F-15C, F-35 to boost US air-to-air capacity, not more F-22s

BY: JAMES DREW 
17 SEPTEMBER, 2015 

The head of US Air Combat Command says it would be his dream to restart production of the Lockheed Martin F-22 air superiority jet as potential adversaries like Russia and China “close the gap” with Western air power.

But the chances of the Raptor, which is still considered the world’s premier air-to-air combat jet, re-entering serial production is likely to remain a dream due to year-to-year defence budget uncertainty and the introduction of the air force’s top three priorities – the Lockheed F-35 multirole fighter, Boeing KC-46 tanker, and Long-Range Strike Bomber.

“I dream about it every night in the hopes it will happen, but I can’t tell you what the cost would be,” says Gen Herbert "Hawk" Carlisle. “With the fiscal environment we’re operating under, I don’t know if we’d be able to get that through Congress or OSD (the Office of the Secretary of Defense).”

F-22 procurement quantities were trimmed repeatedly, going from 750 to 339 and production was finally capped at 195 aircraft – which Carlisle calls the “biggest mistake ever”.


The Lockheed Martin F-22 was first called into combat in September 2014 against Islamic State militants in northern Syria and more recently the Raptor completed a training deployment to Europe.

US Air Force

But instead of producing more F-22s as a stopgap measure until a sixth-generation air superiority aircraft comes online in the late 2020s, Carlisle and USAF chief of staff Gen Mark Welsh point to Boeing F-15C upgrades and more dependence on F-35 and F-22 teaming as the way forward.

“We have to have the F-35,” Welsh said at an Air & Space Conference in Washington this week. “It’s not intended to be an air superiority fighter; it was designed to be a complimentary fighter and to do the multi-purpose air-to-ground work while the F-22 did the air-to-air work.

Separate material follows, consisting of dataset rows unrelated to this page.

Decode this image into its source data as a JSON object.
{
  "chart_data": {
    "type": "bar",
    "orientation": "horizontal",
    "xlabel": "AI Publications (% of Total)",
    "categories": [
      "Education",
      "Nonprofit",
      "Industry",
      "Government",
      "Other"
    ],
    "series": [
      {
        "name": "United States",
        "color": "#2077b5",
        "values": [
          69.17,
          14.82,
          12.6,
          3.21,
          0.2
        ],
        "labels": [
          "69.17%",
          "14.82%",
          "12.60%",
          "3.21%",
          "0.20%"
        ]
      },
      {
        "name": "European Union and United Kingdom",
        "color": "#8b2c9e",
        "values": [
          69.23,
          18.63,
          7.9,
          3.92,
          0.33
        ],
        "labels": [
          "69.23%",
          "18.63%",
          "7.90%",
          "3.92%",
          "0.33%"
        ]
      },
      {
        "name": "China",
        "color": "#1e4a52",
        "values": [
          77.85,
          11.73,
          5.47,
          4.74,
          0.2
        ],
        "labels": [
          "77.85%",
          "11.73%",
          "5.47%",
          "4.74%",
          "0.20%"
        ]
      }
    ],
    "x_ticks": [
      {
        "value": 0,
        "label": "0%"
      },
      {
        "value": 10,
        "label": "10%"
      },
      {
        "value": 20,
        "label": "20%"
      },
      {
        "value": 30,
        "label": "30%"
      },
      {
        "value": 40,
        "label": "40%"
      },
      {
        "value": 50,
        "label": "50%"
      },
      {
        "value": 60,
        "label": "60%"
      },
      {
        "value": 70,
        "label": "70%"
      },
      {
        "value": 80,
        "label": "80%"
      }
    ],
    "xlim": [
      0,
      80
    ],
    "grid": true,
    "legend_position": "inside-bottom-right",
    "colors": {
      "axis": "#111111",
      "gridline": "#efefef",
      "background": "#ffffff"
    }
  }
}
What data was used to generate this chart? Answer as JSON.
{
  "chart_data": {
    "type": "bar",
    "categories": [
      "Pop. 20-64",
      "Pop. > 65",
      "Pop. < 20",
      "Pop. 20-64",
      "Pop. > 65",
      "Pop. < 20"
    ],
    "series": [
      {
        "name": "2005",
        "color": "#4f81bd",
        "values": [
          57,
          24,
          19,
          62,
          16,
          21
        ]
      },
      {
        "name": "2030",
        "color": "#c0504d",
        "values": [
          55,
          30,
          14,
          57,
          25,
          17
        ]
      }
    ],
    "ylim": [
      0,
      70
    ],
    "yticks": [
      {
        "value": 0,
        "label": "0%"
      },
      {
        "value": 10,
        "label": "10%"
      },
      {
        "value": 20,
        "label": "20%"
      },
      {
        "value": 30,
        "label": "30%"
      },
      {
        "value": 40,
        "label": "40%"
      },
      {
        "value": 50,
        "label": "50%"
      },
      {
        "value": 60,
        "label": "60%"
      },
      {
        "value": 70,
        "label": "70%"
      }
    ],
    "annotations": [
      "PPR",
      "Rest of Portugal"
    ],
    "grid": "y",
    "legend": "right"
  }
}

The F-22 buy was curtailed and now we don’t have enough F-22s to do large theatre operations in the air-to-air arena.

“We have to supplement them with something near-term and that’s going to be the F-15C – which is why we have to upgrade it with AESA radar and other things to be credible in that arena in the next 10 years.”

Welsh says relying more on the F-15C and F-35 is the “only practical solution” to maintaining dominance in air-to-air realm – not restarting F-22 production. Although, he admits the air force has a serious capacity problem, having slimmed down from 188 fighter squadrons at the end of the Cold War to just 49 squadrons in the current five-year plan.

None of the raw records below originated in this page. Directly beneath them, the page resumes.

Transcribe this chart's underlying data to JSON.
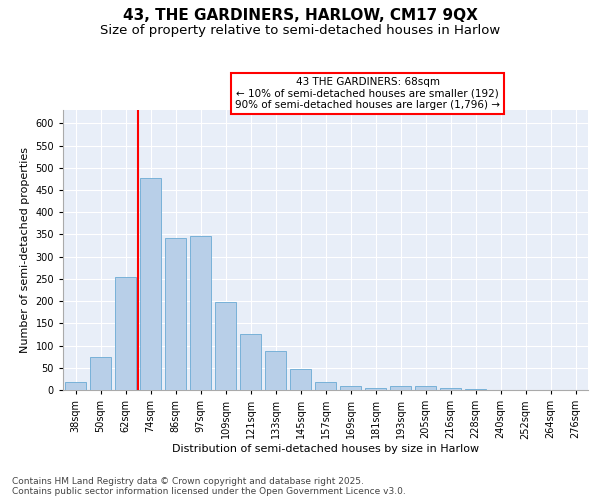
{
  "title_line1": "43, THE GARDINERS, HARLOW, CM17 9QX",
  "title_line2": "Size of property relative to semi-detached houses in Harlow",
  "xlabel": "Distribution of semi-detached houses by size in Harlow",
  "ylabel": "Number of semi-detached properties",
  "categories": [
    "38sqm",
    "50sqm",
    "62sqm",
    "74sqm",
    "86sqm",
    "97sqm",
    "109sqm",
    "121sqm",
    "133sqm",
    "145sqm",
    "157sqm",
    "169sqm",
    "181sqm",
    "193sqm",
    "205sqm",
    "216sqm",
    "228sqm",
    "240sqm",
    "252sqm",
    "264sqm",
    "276sqm"
  ],
  "values": [
    17,
    74,
    255,
    477,
    341,
    347,
    198,
    126,
    88,
    47,
    17,
    8,
    5,
    8,
    8,
    5,
    2,
    1,
    1,
    1,
    1
  ],
  "bar_color": "#b8cfe8",
  "bar_edge_color": "#6aaad4",
  "vline_x": 2.5,
  "vline_color": "red",
  "annotation_title": "43 THE GARDINERS: 68sqm",
  "annotation_smaller": "← 10% of semi-detached houses are smaller (192)",
  "annotation_larger": "90% of semi-detached houses are larger (1,796) →",
  "ylim_max": 630,
  "yticks": [
    0,
    50,
    100,
    150,
    200,
    250,
    300,
    350,
    400,
    450,
    500,
    550,
    600
  ],
  "footnote_line1": "Contains HM Land Registry data © Crown copyright and database right 2025.",
  "footnote_line2": "Contains public sector information licensed under the Open Government Licence v3.0.",
  "bg_color": "#e8eef8",
  "grid_color": "white",
  "title_fontsize": 11,
  "subtitle_fontsize": 9.5,
  "axis_label_fontsize": 8,
  "tick_fontsize": 7,
  "annot_fontsize": 7.5,
  "footnote_fontsize": 6.5
}
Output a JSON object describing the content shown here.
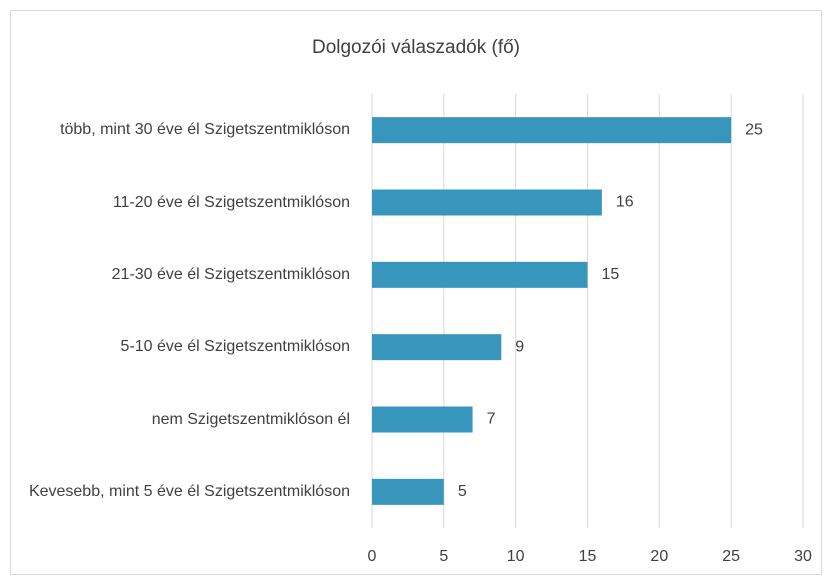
{
  "chart_data": {
    "type": "bar",
    "orientation": "horizontal",
    "title": "Dolgozói válaszadók (fő)",
    "categories": [
      "több, mint 30 éve él Szigetszentmiklóson",
      "11-20 éve él Szigetszentmiklóson",
      "21-30 éve él Szigetszentmiklóson",
      "5-10 éve él Szigetszentmiklóson",
      "nem Szigetszentmiklóson él",
      "Kevesebb, mint 5 éve él Szigetszentmiklóson"
    ],
    "values": [
      25,
      16,
      15,
      9,
      7,
      5
    ],
    "color": "#3896bd",
    "xlim": [
      0,
      30
    ],
    "xticks": [
      0,
      5,
      10,
      15,
      20,
      25,
      30
    ],
    "grid": true
  }
}
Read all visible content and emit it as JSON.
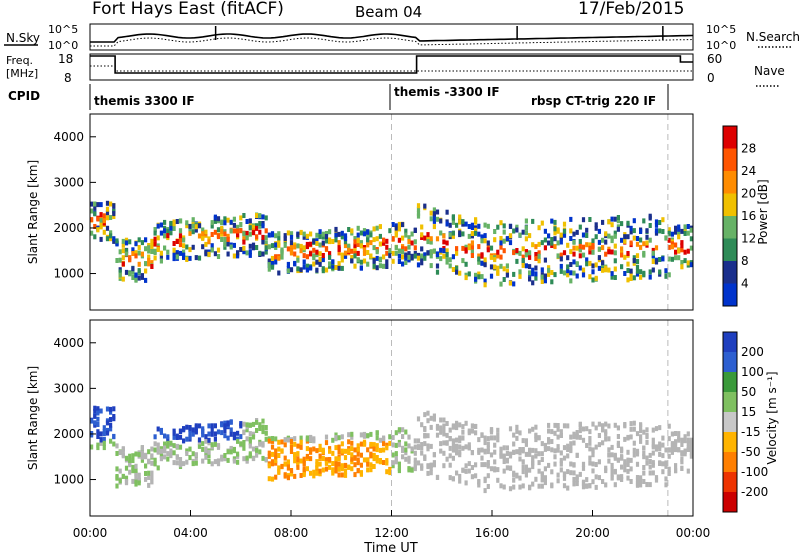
{
  "header": {
    "station": "Fort Hays East (fitACF)",
    "beam": "Beam 04",
    "date": "17/Feb/2015"
  },
  "noise_panel": {
    "left_label": "N.Sky",
    "left_ticks": [
      "10^5",
      "10^0"
    ],
    "right_label": "N.Search",
    "right_ticks": [
      "10^5",
      "10^0"
    ]
  },
  "freq_panel": {
    "left_label_1": "Freq.",
    "left_label_2": "[MHz]",
    "left_ticks": [
      "18",
      "8"
    ],
    "right_label": "Nave",
    "right_ticks": [
      "60",
      "0"
    ]
  },
  "cpid": {
    "label": "CPID",
    "entries": [
      "themis 3300 IF",
      "themis -3300 IF",
      "rbsp CT-trig 220 IF"
    ]
  },
  "x_axis": {
    "title": "Time UT",
    "ticks": [
      "00:00",
      "04:00",
      "08:00",
      "12:00",
      "16:00",
      "20:00",
      "00:00"
    ]
  },
  "colors": {
    "power_scale": [
      "#0033cc",
      "#1a2f8c",
      "#2e8b57",
      "#66b266",
      "#f0c000",
      "#ff8c00",
      "#ff5500",
      "#dd0000"
    ],
    "velocity_scale": [
      "#1f3fbf",
      "#2d5fd0",
      "#3a9a3a",
      "#7fc060",
      "#c8c8c8",
      "#ffb400",
      "#ff7f00",
      "#ee3300",
      "#cc0000"
    ],
    "ground_scatter": "#b4b4b4"
  },
  "chart_data": [
    {
      "type": "heatmap",
      "panel": "power",
      "xlabel": "",
      "ylabel": "Slant Range [km]",
      "x_range_hours": [
        0,
        24
      ],
      "yticks": [
        1000,
        2000,
        3000,
        4000
      ],
      "ylim": [
        200,
        4500
      ],
      "colorbar": {
        "label": "Power [dB]",
        "ticks": [
          "4",
          "8",
          "12",
          "16",
          "20",
          "24",
          "28"
        ],
        "range": [
          0,
          30
        ]
      },
      "dashed_times_hours": [
        12.0,
        23.0
      ]
    },
    {
      "type": "heatmap",
      "panel": "velocity",
      "xlabel": "Time UT",
      "ylabel": "Slant Range [km]",
      "x_range_hours": [
        0,
        24
      ],
      "yticks": [
        1000,
        2000,
        3000,
        4000
      ],
      "ylim": [
        200,
        4500
      ],
      "colorbar": {
        "label": "Velocity [m s⁻¹]",
        "ticks": [
          "200",
          "100",
          "50",
          "15",
          "-15",
          "-50",
          "-100",
          "-200"
        ],
        "range": [
          -250,
          250
        ]
      },
      "dashed_times_hours": [
        12.0,
        23.0
      ]
    }
  ]
}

Today, America has four active fighter production lines including the Boeing F-15, F/A-18 and Lockheed F-16 and F-35, however, all but the F-35 line will be shuttered by the end of the decade without additional domestic or international orders.

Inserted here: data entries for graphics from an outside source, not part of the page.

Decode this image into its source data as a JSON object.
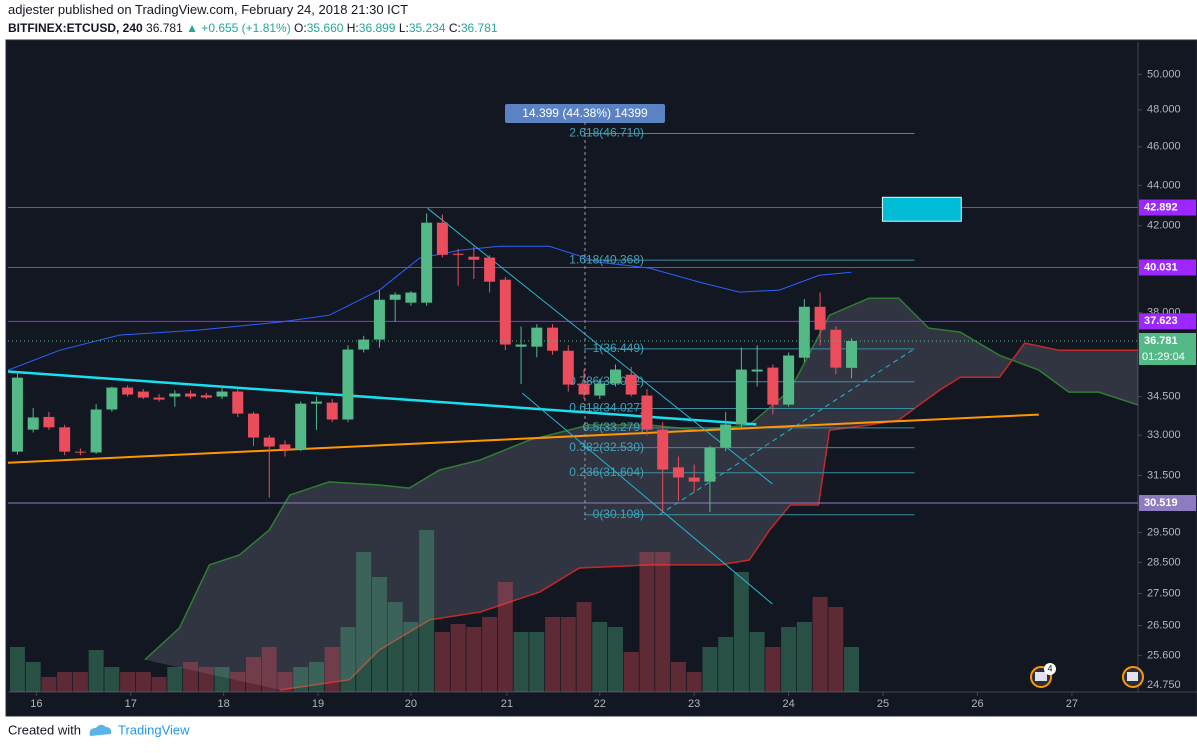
{
  "header": {
    "author": "adjester",
    "published": "published on TradingView.com, February 24, 2018 21:30 ICT",
    "symbol": "BITFINEX:ETCUSD, 240",
    "last": "36.781",
    "change": "▲ +0.655 (+1.81%)",
    "o_label": "O:",
    "o": "35.660",
    "h_label": "H:",
    "h": "36.899",
    "l_label": "L:",
    "l": "35.234",
    "c_label": "C:",
    "c": "36.781"
  },
  "footer": {
    "created": "Created with",
    "brand": "TradingView"
  },
  "chart_data": {
    "type": "candlestick",
    "log_scale": true,
    "ylim": [
      24.55,
      51.9
    ],
    "yticks": [
      {
        "value": 50,
        "label": "50.000"
      },
      {
        "value": 48,
        "label": "48.000"
      },
      {
        "value": 46,
        "label": "46.000"
      },
      {
        "value": 44,
        "label": "44.000"
      },
      {
        "value": 42,
        "label": "42.000"
      },
      {
        "value": 38,
        "label": "38.000"
      },
      {
        "value": 34.5,
        "label": "34.500"
      },
      {
        "value": 33,
        "label": "33.000"
      },
      {
        "value": 31.5,
        "label": "31.500"
      },
      {
        "value": 29.5,
        "label": "29.500"
      },
      {
        "value": 28.5,
        "label": "28.500"
      },
      {
        "value": 27.5,
        "label": "27.500"
      },
      {
        "value": 26.5,
        "label": "26.500"
      },
      {
        "value": 25.6,
        "label": "25.600"
      },
      {
        "value": 24.75,
        "label": "24.750"
      }
    ],
    "xlim": [
      -0.6,
      71.2
    ],
    "xticks": [
      {
        "value": 1.2,
        "label": "16"
      },
      {
        "value": 7.2,
        "label": "17"
      },
      {
        "value": 13.1,
        "label": "18"
      },
      {
        "value": 19.1,
        "label": "19"
      },
      {
        "value": 25,
        "label": "20"
      },
      {
        "value": 31.1,
        "label": "21"
      },
      {
        "value": 37,
        "label": "22"
      },
      {
        "value": 43,
        "label": "23"
      },
      {
        "value": 49,
        "label": "24"
      },
      {
        "value": 55,
        "label": "25"
      },
      {
        "value": 61,
        "label": "26"
      },
      {
        "value": 67,
        "label": "27"
      }
    ],
    "up_color": "#53b987",
    "down_color": "#eb4d5c",
    "open": [
      32.38,
      33.21,
      33.7,
      33.3,
      32.38,
      32.35,
      33.99,
      34.86,
      34.7,
      34.46,
      34.5,
      34.62,
      34.55,
      34.5,
      34.7,
      33.83,
      32.91,
      32.65,
      32.46,
      34.22,
      34.26,
      33.6,
      36.42,
      36.84,
      38.57,
      38.44,
      38.44,
      42.15,
      40.67,
      40.53,
      40.49,
      39.47,
      36.54,
      36.54,
      37.35,
      36.37,
      35.02,
      34.54,
      35.02,
      35.38,
      34.54,
      33.21,
      31.8,
      31.43,
      31.28,
      32.53,
      33.41,
      35.51,
      35.67,
      34.18,
      36.08,
      38.26,
      37.26,
      35.66
    ],
    "high": [
      35.5,
      34.05,
      33.9,
      33.4,
      32.5,
      34.2,
      34.9,
      34.95,
      34.8,
      34.6,
      34.75,
      34.75,
      34.65,
      34.9,
      34.8,
      33.9,
      33.0,
      32.8,
      34.3,
      34.5,
      34.4,
      36.6,
      37.0,
      39.0,
      38.9,
      38.95,
      42.6,
      42.55,
      40.9,
      41.0,
      40.6,
      39.6,
      37.4,
      37.5,
      37.5,
      36.6,
      35.6,
      35.2,
      35.8,
      35.7,
      34.8,
      33.5,
      32.2,
      31.9,
      32.6,
      33.9,
      36.5,
      36.6,
      35.8,
      36.3,
      38.6,
      38.9,
      37.4,
      36.899
    ],
    "low": [
      32.27,
      33.1,
      33.2,
      32.25,
      32.25,
      32.3,
      33.9,
      34.5,
      34.4,
      34.3,
      34.1,
      34.4,
      34.4,
      34.4,
      33.7,
      32.6,
      30.71,
      32.2,
      32.4,
      33.2,
      33.5,
      33.5,
      36.3,
      36.5,
      37.6,
      38.3,
      38.3,
      40.5,
      39.2,
      39.5,
      38.9,
      36.4,
      35.0,
      36.1,
      36.2,
      34.7,
      34.4,
      34.4,
      34.9,
      34.5,
      33.0,
      30.2,
      30.6,
      30.9,
      30.2,
      32.4,
      33.3,
      34.9,
      33.8,
      34.1,
      35.9,
      36.6,
      35.4,
      35.234
    ],
    "close": [
      35.26,
      33.68,
      33.3,
      32.38,
      32.35,
      33.99,
      34.86,
      34.58,
      34.46,
      34.38,
      34.62,
      34.5,
      34.46,
      34.7,
      33.83,
      32.91,
      32.57,
      32.46,
      34.22,
      34.3,
      33.6,
      36.42,
      36.84,
      38.57,
      38.8,
      38.89,
      42.15,
      40.62,
      40.62,
      40.39,
      39.38,
      36.63,
      36.63,
      37.35,
      36.37,
      34.98,
      34.58,
      35.02,
      35.59,
      34.58,
      33.21,
      31.72,
      31.43,
      31.28,
      32.53,
      33.41,
      35.59,
      35.59,
      34.18,
      36.17,
      38.26,
      37.26,
      35.67,
      36.781
    ],
    "volume": [
      45,
      30,
      15,
      20,
      20,
      42,
      25,
      20,
      20,
      15,
      25,
      30,
      25,
      25,
      20,
      35,
      45,
      20,
      25,
      30,
      45,
      65,
      140,
      115,
      90,
      70,
      162,
      60,
      68,
      65,
      75,
      110,
      60,
      60,
      75,
      75,
      90,
      70,
      65,
      40,
      140,
      140,
      30,
      20,
      45,
      55,
      120,
      60,
      45,
      65,
      70,
      95,
      85,
      45
    ],
    "levels": [
      {
        "value": 42.892,
        "color": "#9c27ff"
      },
      {
        "value": 40.031,
        "color": "#9c27ff"
      },
      {
        "value": 37.623,
        "color": "#9c27ff"
      },
      {
        "value": 30.519,
        "color": "#8e7cc3"
      }
    ],
    "last_price": {
      "value": 36.781,
      "countdown": "01:29:04",
      "color": "#53b987"
    },
    "fib": {
      "x_range": [
        36,
        57
      ],
      "color": "#3a8ea3",
      "measure": "14.399 (44.38%) 14399",
      "levels": [
        {
          "label": "2.618(46.710)",
          "value": 46.71
        },
        {
          "label": "1.618(40.368)",
          "value": 40.368
        },
        {
          "label": "1(36.449)",
          "value": 36.449
        },
        {
          "label": "0.786(35.092)",
          "value": 35.092
        },
        {
          "label": "0.618(34.027)",
          "value": 34.027
        },
        {
          "label": "0.5(33.279)",
          "value": 33.279
        },
        {
          "label": "0.382(32.530)",
          "value": 32.53
        },
        {
          "label": "0.236(31.604)",
          "value": 31.604
        },
        {
          "label": "0(30.108)",
          "value": 30.108
        }
      ]
    },
    "lines": [
      {
        "color": "#18e0f0",
        "width": 2.5,
        "x": [
          -0.6,
          46.95
        ],
        "y": [
          35.51,
          33.41
        ]
      },
      {
        "color": "#ff9800",
        "width": 2,
        "x": [
          -0.6,
          64.9
        ],
        "y": [
          31.97,
          33.79
        ]
      },
      {
        "color": "#26b6d0",
        "width": 1,
        "x": [
          26.05,
          47.97
        ],
        "y": [
          42.86,
          31.2
        ]
      },
      {
        "color": "#26b6d0",
        "width": 1,
        "x": [
          32.08,
          47.97
        ],
        "y": [
          34.64,
          27.17
        ]
      },
      {
        "color": "#26b6d0",
        "width": 1,
        "dashed": true,
        "x": [
          40.79,
          56.99
        ],
        "y": [
          30.11,
          36.45
        ]
      }
    ],
    "basis": {
      "color": "#2962ff",
      "x": [
        -0.6,
        2.67,
        6.48,
        11.56,
        16.65,
        19.82,
        23.0,
        25.54,
        28.08,
        30.62,
        33.8,
        36.98,
        40.15,
        43.33,
        45.87,
        48.41,
        50.95,
        52.99
      ],
      "y": [
        35.57,
        36.39,
        37.03,
        37.25,
        37.59,
        37.89,
        39.0,
        40.46,
        40.83,
        41.02,
        41.02,
        40.27,
        40.0,
        39.36,
        38.91,
        39.0,
        39.67,
        39.81
      ]
    },
    "cloud": {
      "span_a": {
        "color": "#2e7d32",
        "x": [
          8.1,
          10.3,
          12.2,
          14.1,
          16.0,
          17.3,
          19.8,
          23.0,
          24.9,
          26.8,
          29.4,
          32.5,
          36.3,
          40.2,
          43.3,
          46.5,
          49.1,
          51.6,
          54.1,
          56.0,
          57.9,
          59.9,
          62.4,
          64.9,
          66.8,
          68.7,
          71.2
        ],
        "y": [
          25.48,
          26.43,
          28.42,
          28.75,
          29.59,
          30.8,
          31.27,
          31.16,
          31.05,
          31.7,
          32.07,
          32.81,
          33.39,
          33.39,
          33.19,
          33.39,
          34.76,
          37.89,
          38.64,
          38.64,
          37.33,
          37.16,
          36.18,
          35.57,
          34.68,
          34.68,
          34.17
        ]
      },
      "span_b": {
        "color": "#c62828",
        "x": [
          16.7,
          21.1,
          23.0,
          26.2,
          29.4,
          33.2,
          35.7,
          40.2,
          44.6,
          46.5,
          47.8,
          49.1,
          50.9,
          51.6,
          54.1,
          56.0,
          57.3,
          58.6,
          59.9,
          62.4,
          64.0,
          66.2,
          71.2
        ],
        "y": [
          24.61,
          24.9,
          25.77,
          26.68,
          26.92,
          27.55,
          28.32,
          28.42,
          28.42,
          28.58,
          29.59,
          30.45,
          30.45,
          33.19,
          33.39,
          33.58,
          34.17,
          34.76,
          35.28,
          35.28,
          36.69,
          36.39,
          36.39
        ]
      },
      "fill": "rgba(160,165,180,0.22)"
    },
    "box": {
      "x": [
        54.96,
        59.97
      ],
      "y": [
        43.4,
        42.22
      ],
      "color": "#00bcd4"
    },
    "events_badge": "4"
  }
}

Meanwhile, Russia and China maintain steady production of several advanced fourth-generation fighter aircraft, including the Russian Mikoyan MiG-29, MiG-35, Sukhoi Su-35, Su-30 and Chinese Chengdu J-10 and Shenyang J-11. In the fifth-generation portfolio, Russia is pursuing the Sukhoi T-50 (PAK FA) and China intends to introduce the Chengdu J-20 and Shenyang J-31.

Some industry officials have said privately that it would be very possible restart F-22 production since much of the tooling and manufacturing equipment remains intact in storage, but it would be expensive and the supplier base has already moved onto other projects.

Boeing unveiled an up-gunned F-15C upgrade package at the Air & Space Conference 15 September.